Packing again! Tomorrow I head to Pamplona by train. My 3 friends and I will begin the Camino on Friday, April Fools Day (appropriate, no?). It’s roughly 500 miles, but we sleep in hostels each night and can eat at restaurants much of the way. And there’s lots of red wine and ham sandwiches!
Unfortunately, I’ll have to go to Madrid this week. I need to get a work visa at the Russian Embassy. Tried to set an appointment but the offices are closed for Holy Week. Who said they were godless commies?
This is Semana Santa, or Holy week. The week leading up to Easter is celebrated by Christians around the world to commemorate the death and resurrection of Jesus.
It may be sacrilegious, but I just want to get some sleep.
In Spain, Holy Week appears to be celebrated with drums and marching bands accompanied by hooded figures, reminiscent of the KKK. Oh, and then more drums. The worst part is that all of the city of Valencia seem to be taking turns processing in front of my apartment. The bands start about 8am and seem to appear any time of day, but prefer early morning, late evening or anytime I am about to drift off to sleep. Last night they were drumming well past 11pm. The night before it was past midnight. This evening they’ve been pounding and processing for 3 solid hours.

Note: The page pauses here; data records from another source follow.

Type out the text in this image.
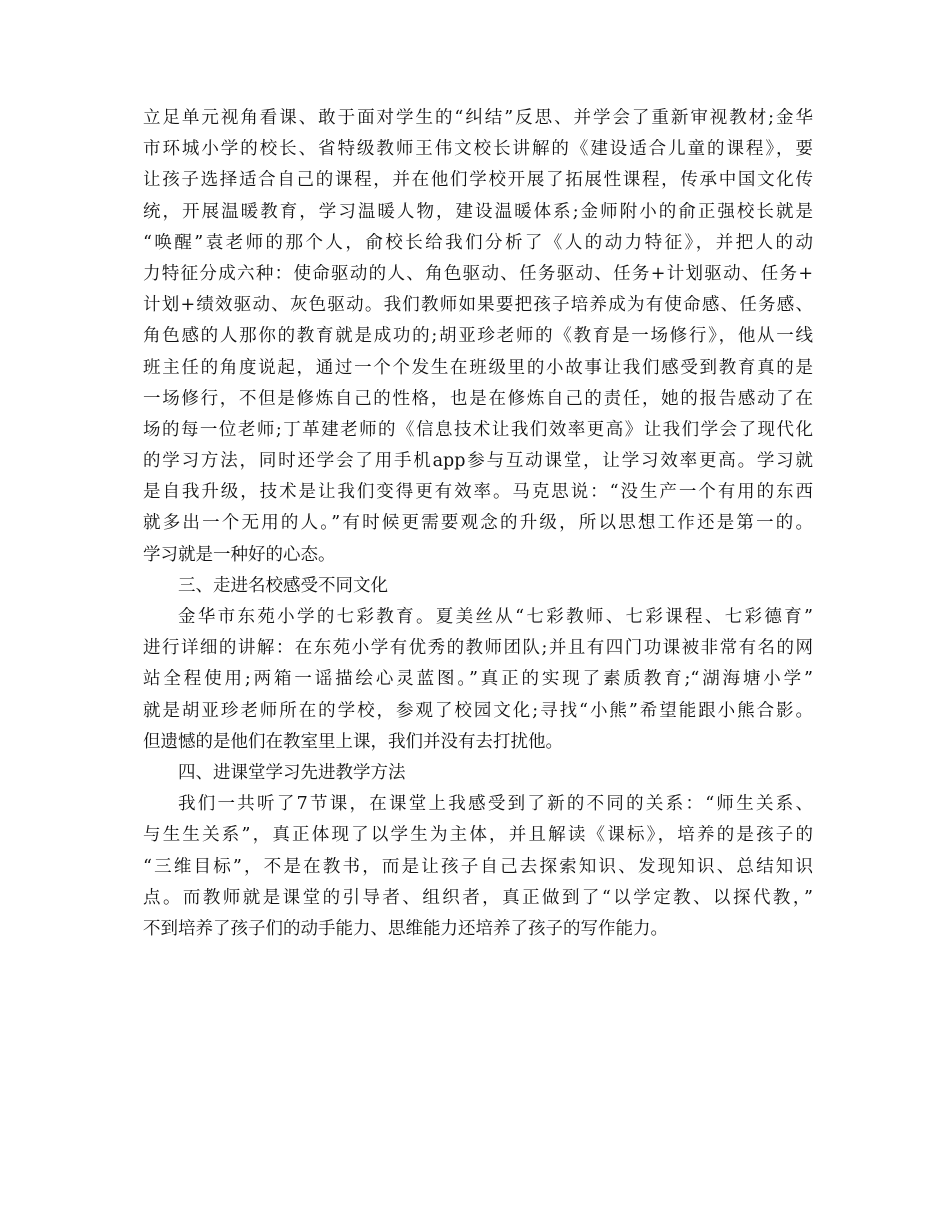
立足单元视角看课、敢于面对学生的“纠结”反思、并学会了重新审视教材;金华
市环城小学的校长、省特级教师王伟文校长讲解的《建设适合儿童的课程》，要
让孩子选择适合自己的课程，并在他们学校开展了拓展性课程，传承中国文化传
统，开展温暖教育，学习温暖人物，建设温暖体系;金师附小的俞正强校长就是
“唤醒”袁老师的那个人，俞校长给我们分析了《人的动力特征》，并把人的动
力特征分成六种：使命驱动的人、角色驱动、任务驱动、任务+计划驱动、任务+
计划+绩效驱动、灰色驱动。我们教师如果要把孩子培养成为有使命感、任务感、
角色感的人那你的教育就是成功的;胡亚珍老师的《教育是一场修行》，他从一线
班主任的角度说起，通过一个个发生在班级里的小故事让我们感受到教育真的是
一场修行，不但是修炼自己的性格，也是在修炼自己的责任，她的报告感动了在
场的每一位老师;丁革建老师的《信息技术让我们效率更高》让我们学会了现代化
的学习方法，同时还学会了用手机app参与互动课堂，让学习效率更高。学习就
是自我升级，技术是让我们变得更有效率。马克思说：“没生产一个有用的东西
就多出一个无用的人。”有时候更需要观念的升级，所以思想工作还是第一的。
学习就是一种好的心态。
三、走进名校感受不同文化
金华市东苑小学的七彩教育。夏美丝从“七彩教师、七彩课程、七彩德育”
进行详细的讲解：在东苑小学有优秀的教师团队;并且有四门功课被非常有名的网
站全程使用;两箱一谣描绘心灵蓝图。”真正的实现了素质教育;“湖海塘小学”
就是胡亚珍老师所在的学校，参观了校园文化;寻找“小熊”希望能跟小熊合影。
但遗憾的是他们在教室里上课，我们并没有去打扰他。
四、进课堂学习先进教学方法
我们一共听了7节课，在课堂上我感受到了新的不同的关系：“师生关系、
与生生关系”，真正体现了以学生为主体，并且解读《课标》，培养的是孩子的
“三维目标”，不是在教书，而是让孩子自己去探索知识、发现知识、总结知识
点。而教师就是课堂的引导者、组织者，真正做到了“以学定教、以探代教，”
不到培养了孩子们的动手能力、思维能力还培养了孩子的写作能力。
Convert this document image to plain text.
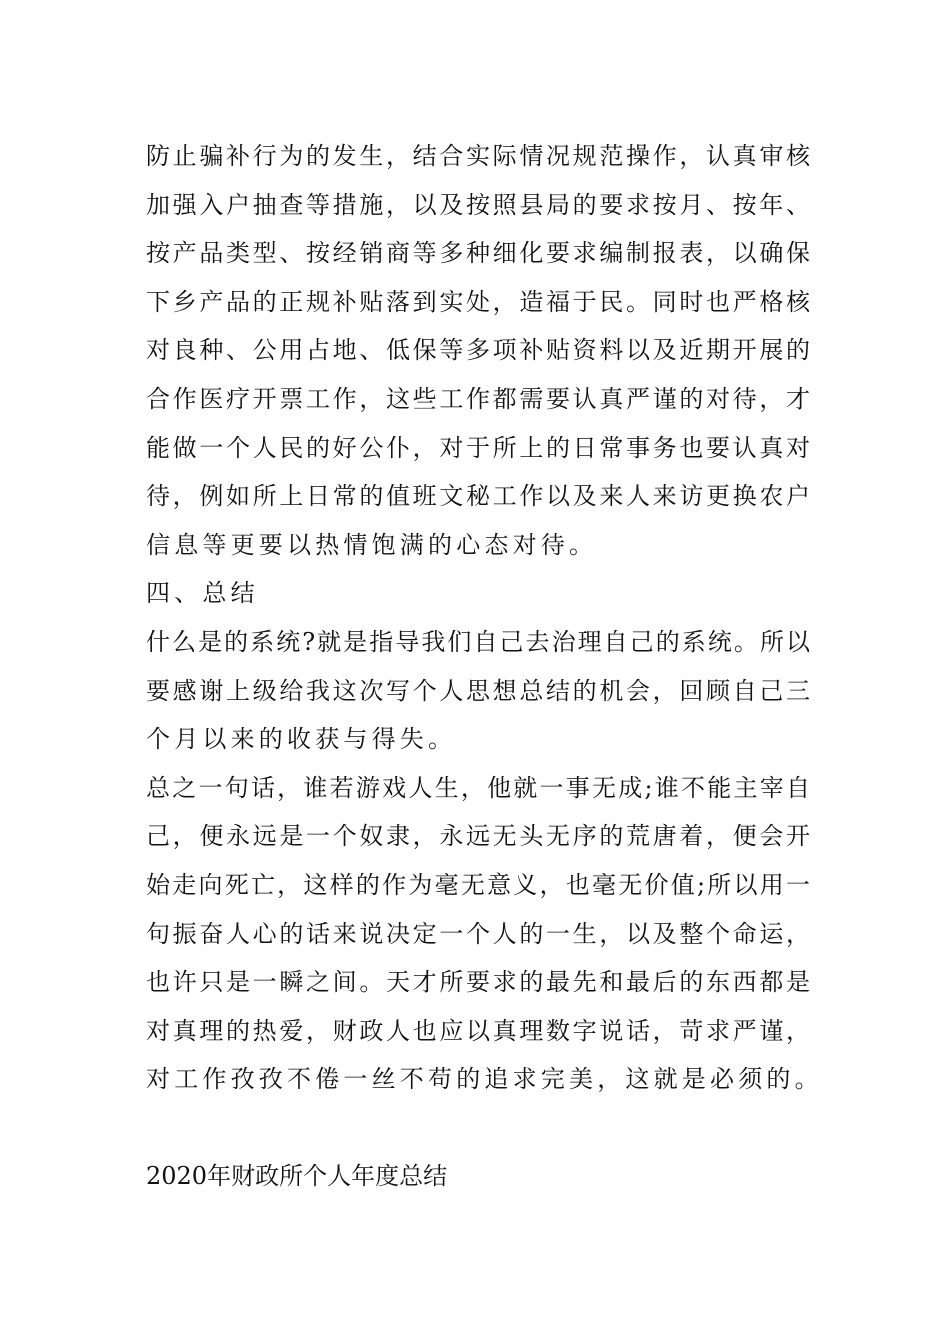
防止骗补行为的发生，结合实际情况规范操作，认真审核
加强入户抽查等措施，以及按照县局的要求按月、按年、
按产品类型、按经销商等多种细化要求编制报表，以确保
下乡产品的正规补贴落到实处，造福于民。同时也严格核
对良种、公用占地、低保等多项补贴资料以及近期开展的
合作医疗开票工作，这些工作都需要认真严谨的对待，才
能做一个人民的好公仆，对于所上的日常事务也要认真对
待，例如所上日常的值班文秘工作以及来人来访更换农户
信息等更要以热情饱满的心态对待。
四、总结
什么是的系统?就是指导我们自己去治理自己的系统。所以
要感谢上级给我这次写个人思想总结的机会，回顾自己三
个月以来的收获与得失。
总之一句话，谁若游戏人生，他就一事无成;谁不能主宰自
己，便永远是一个奴隶，永远无头无序的荒唐着，便会开
始走向死亡，这样的作为毫无意义，也毫无价值;所以用一
句振奋人心的话来说决定一个人的一生，以及整个命运，
也许只是一瞬之间。天才所要求的最先和最后的东西都是
对真理的热爱，财政人也应以真理数字说话，苛求严谨，
对工作孜孜不倦一丝不苟的追求完美，这就是必须的。
2020年财政所个人年度总结
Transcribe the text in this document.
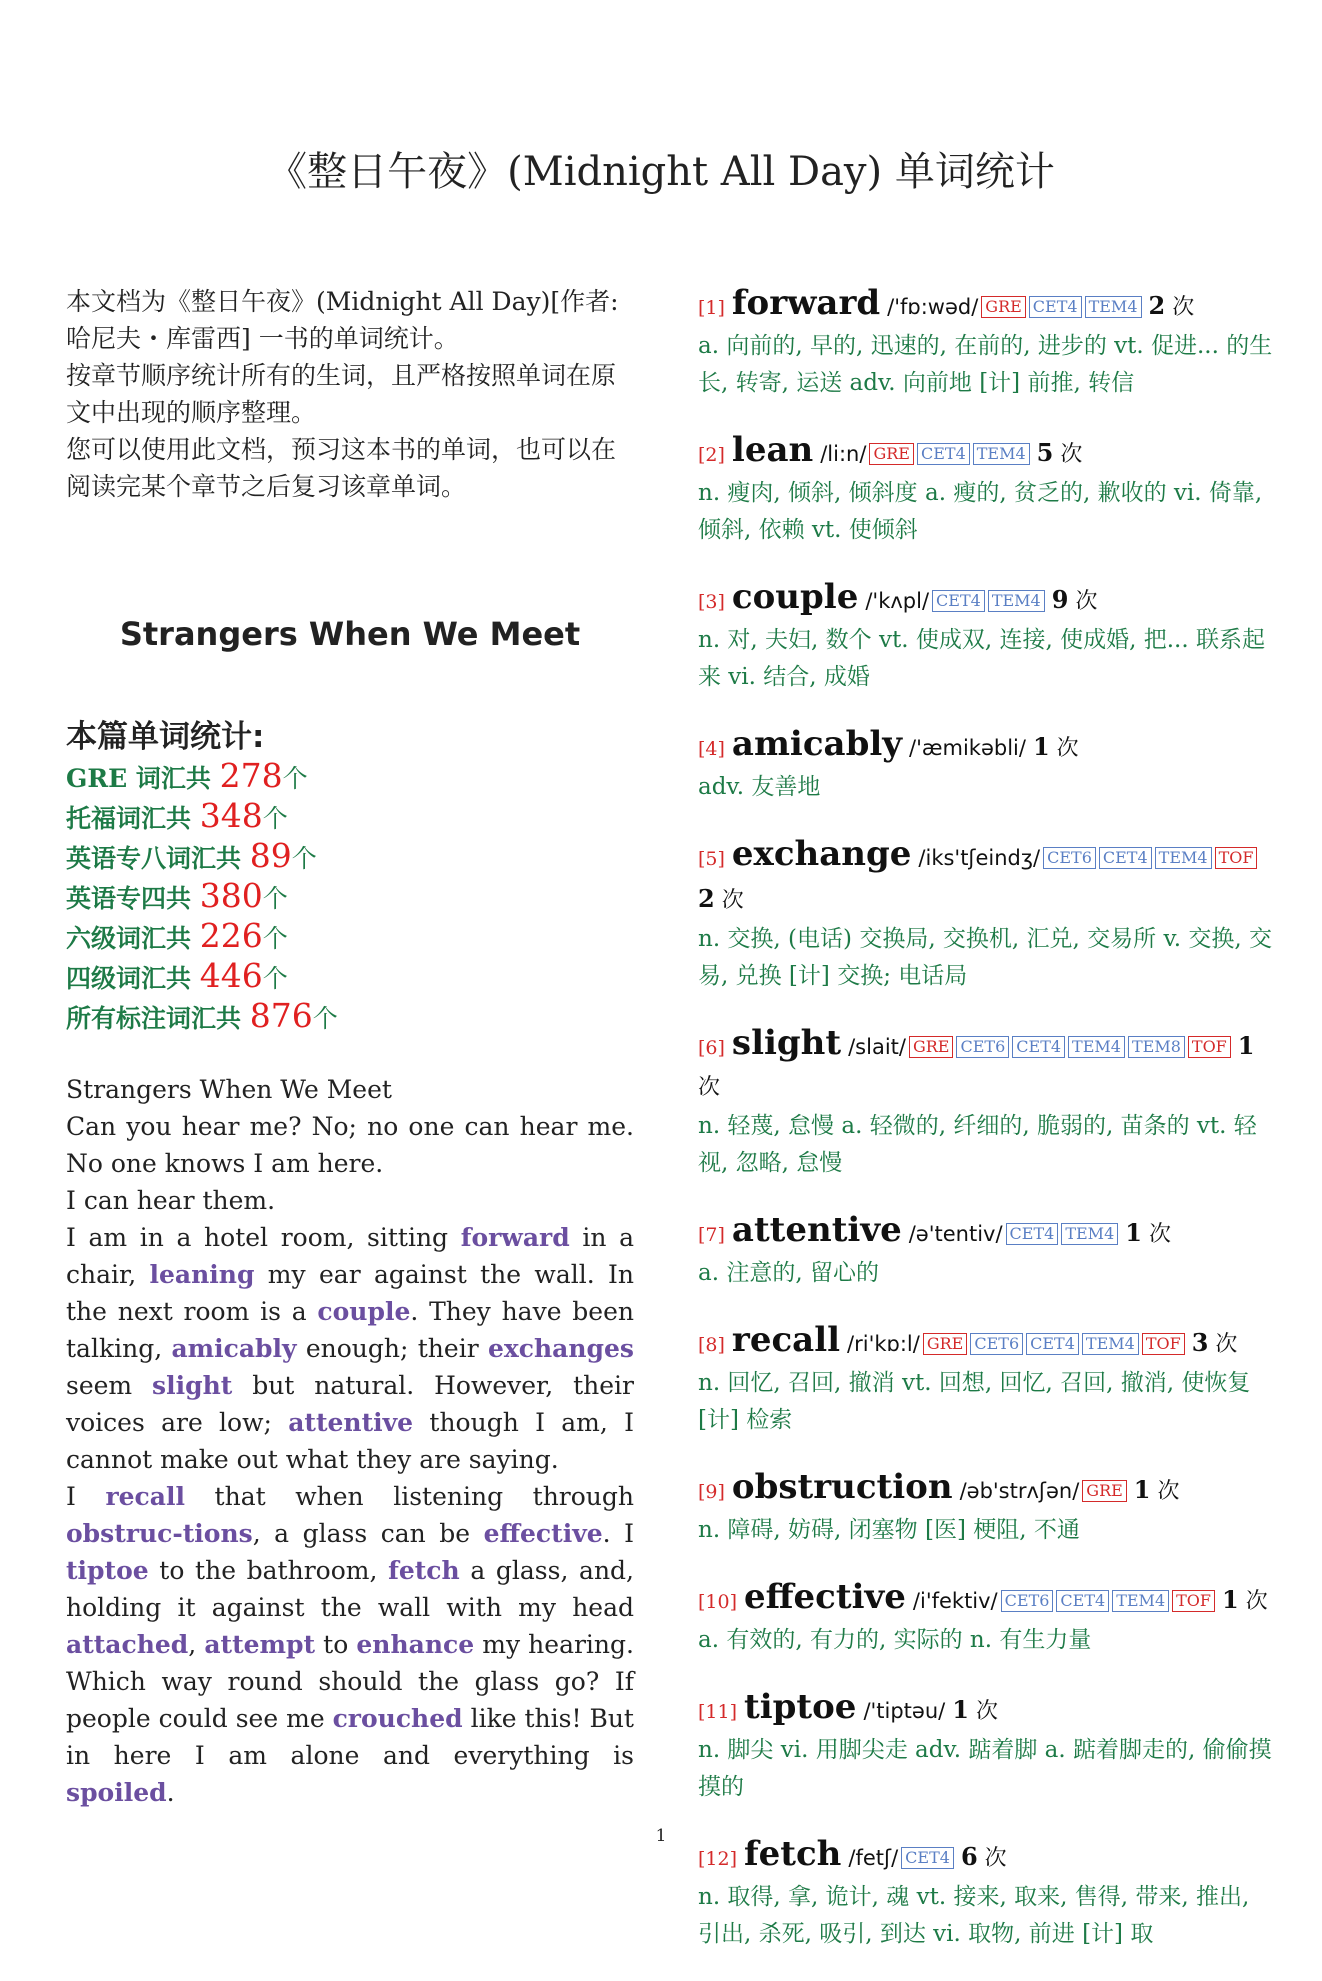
《整日午夜》(Midnight All Day) 单词统计

本文档为《整日午夜》(Midnight All Day)[作者:哈尼夫・库雷西] 一书的单词统计。

按章节顺序统计所有的生词，且严格按照单词在原文中出现的顺序整理。

您可以使用此文档，预习这本书的单词，也可以在阅读完某个章节之后复习该章单词。

Strangers When We Meet
本篇单词统计:
GRE 词汇共 278个
托福词汇共 348个
英语专八词汇共 89个
英语专四共 380个
六级词汇共 226个
四级词汇共 446个
所有标注词汇共 876个

Strangers When We Meet

Can you hear me? No; no one can hear me. No one knows I am here.

I can hear them.

I am in a hotel room, sitting forward in a chair, leaning my ear against the wall. In the next room is a couple. They have been talking, amicably enough; their exchanges seem slight but natural. However, their voices are low; attentive though I am, I cannot make out what they are saying.

I recall that when listening through obstruc-tions, a glass can be effective. I tiptoe to the bathroom, fetch a glass, and, holding it against the wall with my head attached, attempt to enhance my hearing. Which way round should the glass go? If people could see me crouched like this! But in here I am alone and everything is spoiled.

[1] forward /'fɒ:wəd/ GRE CET4 TEM4 2 次

a. 向前的, 早的, 迅速的, 在前的, 进步的 vt. 促进... 的生长, 转寄, 运送 adv. 向前地 [计] 前推, 转信

[2] lean /li:n/ GRE CET4 TEM4 5 次

n. 瘦肉, 倾斜, 倾斜度 a. 瘦的, 贫乏的, 歉收的 vi. 倚靠, 倾斜, 依赖 vt. 使倾斜

[3] couple /'kʌpl/ CET4 TEM4 9 次

n. 对, 夫妇, 数个 vt. 使成双, 连接, 使成婚, 把... 联系起来 vi. 结合, 成婚

[4] amicably /'æmikəbli/ 1 次

adv. 友善地

[5] exchange /iks'tʃeindʒ/ CET6 CET4 TEM4 TOF 2 次

n. 交换, (电话) 交换局, 交换机, 汇兑, 交易所 v. 交换, 交易, 兑换 [计] 交换; 电话局

[6] slight /slait/ GRE CET6 CET4 TEM4 TEM8 TOF 1 次

n. 轻蔑, 怠慢 a. 轻微的, 纤细的, 脆弱的, 苗条的 vt. 轻视, 忽略, 怠慢

[7] attentive /ə'tentiv/ CET4 TEM4 1 次

a. 注意的, 留心的

[8] recall /ri'kɒ:l/ GRE CET6 CET4 TEM4 TOF 3 次

n. 回忆, 召回, 撤消 vt. 回想, 回忆, 召回, 撤消, 使恢复 [计] 检索

[9] obstruction /əb'strʌʃən/ GRE 1 次

n. 障碍, 妨碍, 闭塞物 [医] 梗阻, 不通

[10] effective /i'fektiv/ CET6 CET4 TEM4 TOF 1 次

a. 有效的, 有力的, 实际的 n. 有生力量

[11] tiptoe /'tiptəu/ 1 次

n. 脚尖 vi. 用脚尖走 adv. 踮着脚 a. 踮着脚走的, 偷偷摸摸的

[12] fetch /fetʃ/ CET4 6 次

n. 取得, 拿, 诡计, 魂 vt. 接来, 取来, 售得, 带来, 推出, 引出, 杀死, 吸引, 到达 vi. 取物, 前进 [计] 取

1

This could put me off marching bands forever.
I don’t understand and find the hooded figures kinda creepy. And how on earth is it “Christian” to keep me from my sleep?
I do really like Valencia, but it may be the noisiest place I’ve ever been to. It started with the Fallas celebration. Fallas means “torch” and it seems to be an excuse for lots of fireworks, explosions and fire. Huge, towering monuments, also called Fallas, are erected in the streets of every neighborhood and plaza. On the last night they are burned. The celebrations go on all night. Every morning, a “wake up” band goes through the streets at 8am.
Clearly, I didn’t come here to sleep.
IMG_0887 This is a short clip of one of the many light displays. Sorry it’s sideways.
As long as sleep is not important to you, this could be my favorite festival of all time. I admit the all the super powered firecrackers do get me a tad jumpy, this is a very happy, family event. And remember, the body eventually collapses, despite loud bands and sonic booms. I slept 11 straight hours, rising at noon today, so I feel refreshed. Since we still have many festivities and some huge bonfires to come, that’s good.
Falles is a Valencian word for “torch” and it’s an apt one. Incidentally, Google Translate keeps saying the word is Spanish and means “failures” so I was quite confused for the first few days. The Falles or Fallas is a traditional celebration held in commemoration of Saint Joseph. For a full year, the casal faller (Each neighbourhood Fallas organization) raise money and prepare the ninots (Valencian for puppets or dolls). These “dolls” can be five stories tall, made of paper mache, wax, wood and polystyrene foam. They are set up in neighborhoods and even paraded through the streets. At the end of the celebration all the monuments are burnt in huge bonfires. It’s like Marti Gras in New Orleans, except it’s got more fire and less booze.
I’m only beginning to understand what a big deal Fallas is here in Valencia. I still have photos of Barcelona to post, but wanted to sneak in some information about this very festive holiday. As far as I can tell, there’s a lot of alcohol, explosives and fire. What more could you want in a celebration?
This website has a lot of info about last year’s event. So far, I’ve attended one Mascletá, held every day at 2:00 PM in the city hall square, La Plaza de Ayuntamiento. “LOUD” does not begin to cover it. And obviously the park in front of my apartment is a center of a LOT of celebrations in my neighborhood. The bands start at about 9:30 and are still going strong at 3am. I’m not getting much sleep, but I’ve decided to just go with it. I’ll take a siesta in the middle of the day like everyone else and enjoy the fun.